The prime minister devoted a substantial part of his State of the Nation address to justify the government’s recent tax hikes. And to discredit the “vocal few” who challenged the government’s ill-conceived tax policies. The prime minister:
Much has been said of the fiscal incentives and tax increases in certain areas. It has been alleged that the government is being insensitive to the difficulties that these will cause to our poor and ordinary businesspeople and that they will suffer the most. However, one should not allow oneself to be influenced without seeing the full picture. One needs to be also mindful that such opinions could be planted to influence public opinion in order to protect the interest of those who are in positions of power and influence. As this is a serious matter, I would like to explain it in some detail.

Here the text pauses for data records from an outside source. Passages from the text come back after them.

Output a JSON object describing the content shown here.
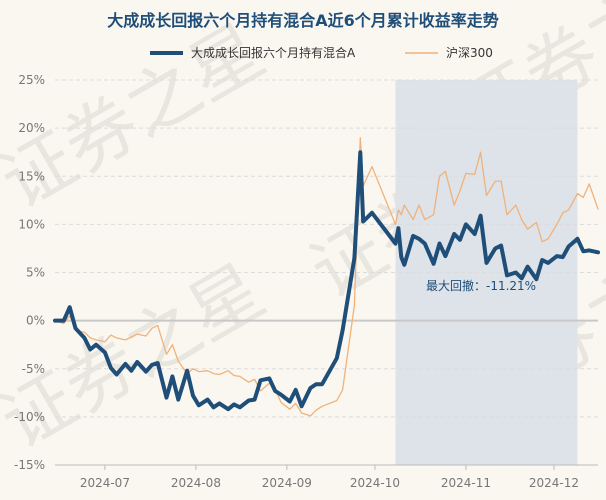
{
  "chart_data": {
    "type": "line",
    "title": "大成成长回报六个月持有混合A近6个月累计收益率走势",
    "watermark": "证券之星",
    "ylim": [
      -15,
      25
    ],
    "yticks": [
      "25%",
      "20%",
      "15%",
      "10%",
      "5%",
      "0%",
      "-5%",
      "-10%",
      "-15%"
    ],
    "ytick_values": [
      25,
      20,
      15,
      10,
      5,
      0,
      -5,
      -10,
      -15
    ],
    "xticks": [
      "2024-07",
      "2024-08",
      "2024-09",
      "2024-10",
      "2024-11",
      "2024-12"
    ],
    "xtick_dates": [
      "2024-07-01",
      "2024-08-01",
      "2024-09-01",
      "2024-10-01",
      "2024-11-01",
      "2024-12-01"
    ],
    "x_range": [
      "2024-06-14",
      "2024-12-16"
    ],
    "grid": true,
    "legend_position": "top",
    "colors": {
      "fund": "#1f4e79",
      "index": "#f0b27a",
      "shade": "#dde3e9",
      "grid": "#dcdcdc",
      "zero": "#c8c8c8"
    },
    "drawdown": {
      "start": "2024-10-08",
      "end": "2024-12-09",
      "label": "最大回撤：-11.21%"
    },
    "series": [
      {
        "name": "大成成长回报六个月持有混合A",
        "x": [
          "2024-06-14",
          "2024-06-17",
          "2024-06-19",
          "2024-06-21",
          "2024-06-24",
          "2024-06-26",
          "2024-06-28",
          "2024-07-01",
          "2024-07-03",
          "2024-07-05",
          "2024-07-08",
          "2024-07-10",
          "2024-07-12",
          "2024-07-15",
          "2024-07-17",
          "2024-07-19",
          "2024-07-22",
          "2024-07-24",
          "2024-07-26",
          "2024-07-29",
          "2024-07-31",
          "2024-08-02",
          "2024-08-05",
          "2024-08-07",
          "2024-08-09",
          "2024-08-12",
          "2024-08-14",
          "2024-08-16",
          "2024-08-19",
          "2024-08-21",
          "2024-08-23",
          "2024-08-26",
          "2024-08-28",
          "2024-08-30",
          "2024-09-02",
          "2024-09-04",
          "2024-09-06",
          "2024-09-09",
          "2024-09-11",
          "2024-09-13",
          "2024-09-18",
          "2024-09-20",
          "2024-09-24",
          "2024-09-26",
          "2024-09-27",
          "2024-09-30",
          "2024-10-08",
          "2024-10-09",
          "2024-10-10",
          "2024-10-11",
          "2024-10-14",
          "2024-10-16",
          "2024-10-18",
          "2024-10-21",
          "2024-10-23",
          "2024-10-25",
          "2024-10-28",
          "2024-10-30",
          "2024-11-01",
          "2024-11-04",
          "2024-11-06",
          "2024-11-08",
          "2024-11-11",
          "2024-11-13",
          "2024-11-15",
          "2024-11-18",
          "2024-11-20",
          "2024-11-22",
          "2024-11-25",
          "2024-11-27",
          "2024-11-29",
          "2024-12-02",
          "2024-12-04",
          "2024-12-06",
          "2024-12-09",
          "2024-12-11",
          "2024-12-13",
          "2024-12-16"
        ],
        "values": [
          0.0,
          0.0,
          1.4,
          -0.8,
          -1.8,
          -3.0,
          -2.5,
          -3.3,
          -4.9,
          -5.6,
          -4.5,
          -5.2,
          -4.3,
          -5.3,
          -4.6,
          -4.4,
          -8.0,
          -5.8,
          -8.2,
          -5.2,
          -7.8,
          -8.8,
          -8.2,
          -9.0,
          -8.6,
          -9.2,
          -8.7,
          -9.0,
          -8.3,
          -8.2,
          -6.2,
          -6.0,
          -7.3,
          -7.7,
          -8.4,
          -7.2,
          -8.9,
          -7.0,
          -6.6,
          -6.6,
          -3.9,
          -1.0,
          6.5,
          17.5,
          10.3,
          11.2,
          8.0,
          9.6,
          6.6,
          5.8,
          8.8,
          8.5,
          8.0,
          5.9,
          8.0,
          6.7,
          9.0,
          8.4,
          10.0,
          9.0,
          10.9,
          6.0,
          7.5,
          7.8,
          4.7,
          5.0,
          4.4,
          5.6,
          4.3,
          6.3,
          6.0,
          6.7,
          6.6,
          7.7,
          8.5,
          7.2,
          7.3,
          7.1
        ]
      },
      {
        "name": "沪深300",
        "x": [
          "2024-06-14",
          "2024-06-17",
          "2024-06-19",
          "2024-06-21",
          "2024-06-24",
          "2024-06-26",
          "2024-06-28",
          "2024-07-01",
          "2024-07-03",
          "2024-07-05",
          "2024-07-08",
          "2024-07-10",
          "2024-07-12",
          "2024-07-15",
          "2024-07-17",
          "2024-07-19",
          "2024-07-22",
          "2024-07-24",
          "2024-07-26",
          "2024-07-29",
          "2024-07-31",
          "2024-08-02",
          "2024-08-05",
          "2024-08-07",
          "2024-08-09",
          "2024-08-12",
          "2024-08-14",
          "2024-08-16",
          "2024-08-19",
          "2024-08-21",
          "2024-08-23",
          "2024-08-26",
          "2024-08-28",
          "2024-08-30",
          "2024-09-02",
          "2024-09-04",
          "2024-09-06",
          "2024-09-09",
          "2024-09-11",
          "2024-09-13",
          "2024-09-18",
          "2024-09-20",
          "2024-09-24",
          "2024-09-26",
          "2024-09-27",
          "2024-09-30",
          "2024-10-08",
          "2024-10-09",
          "2024-10-10",
          "2024-10-11",
          "2024-10-14",
          "2024-10-16",
          "2024-10-18",
          "2024-10-21",
          "2024-10-23",
          "2024-10-25",
          "2024-10-28",
          "2024-10-30",
          "2024-11-01",
          "2024-11-04",
          "2024-11-06",
          "2024-11-08",
          "2024-11-11",
          "2024-11-13",
          "2024-11-15",
          "2024-11-18",
          "2024-11-20",
          "2024-11-22",
          "2024-11-25",
          "2024-11-27",
          "2024-11-29",
          "2024-12-02",
          "2024-12-04",
          "2024-12-06",
          "2024-12-09",
          "2024-12-11",
          "2024-12-13",
          "2024-12-16"
        ],
        "values": [
          0.0,
          -0.3,
          0.5,
          -1.0,
          -1.2,
          -1.8,
          -2.0,
          -2.2,
          -1.5,
          -1.8,
          -2.0,
          -1.7,
          -1.4,
          -1.6,
          -0.8,
          -0.5,
          -3.5,
          -2.5,
          -4.2,
          -5.5,
          -5.0,
          -5.3,
          -5.2,
          -5.5,
          -5.6,
          -5.2,
          -5.7,
          -5.8,
          -6.4,
          -6.1,
          -7.3,
          -6.5,
          -7.1,
          -8.5,
          -9.2,
          -8.6,
          -9.6,
          -9.9,
          -9.3,
          -8.9,
          -8.3,
          -7.2,
          1.6,
          19.0,
          14.0,
          16.0,
          10.0,
          11.5,
          11.0,
          12.0,
          10.5,
          12.0,
          10.5,
          11.0,
          15.0,
          15.5,
          12.0,
          13.5,
          15.3,
          15.2,
          17.5,
          13.0,
          14.5,
          14.5,
          11.0,
          12.0,
          10.5,
          9.5,
          10.2,
          8.2,
          8.5,
          10.0,
          11.2,
          11.5,
          13.2,
          12.8,
          14.2,
          11.6
        ]
      }
    ]
  }
}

And so he explained, in great detail, that we enjoy some of the lowest tax rates in the world; that we must replace external development assistance with internal revenue; that the policies are pro-poor; that the tax hikes are not aimed at generating government revenue; that taxes were being increased for the public good in spite of the political risks; that doing what is popular would be unpatriotic; that the opposition to tax increases benefits the rich and influential; that ministers did not take a pay raise; that increasing taxes will prevent widening economic disparities and social ills; that taxes lead to environment friendly development; that the tax measures would develop a tax paying culture; and, finally, that paying taxes is about democracy.
Indeed, we may need to increase taxes. So taxes, per se, is not what I’m concerned about. Not at this time, at least.
What I am concerned about – and what the public outcry is generally about – is that the government did not follow the law, particularly the Constitution, when it recently revised the tax structure.
The debate is not about if taxes should be revised. It’s about how taxes should be revised.
In order to deflect the debate, the prime minister used the State of the Nation address to explain, at great length, why taxes had to be increased.
But that won’t do. I’ve already reported the matter in the National Assembly. And if the government refuses to review its decision, I may be compelled to report it to the Supreme Court.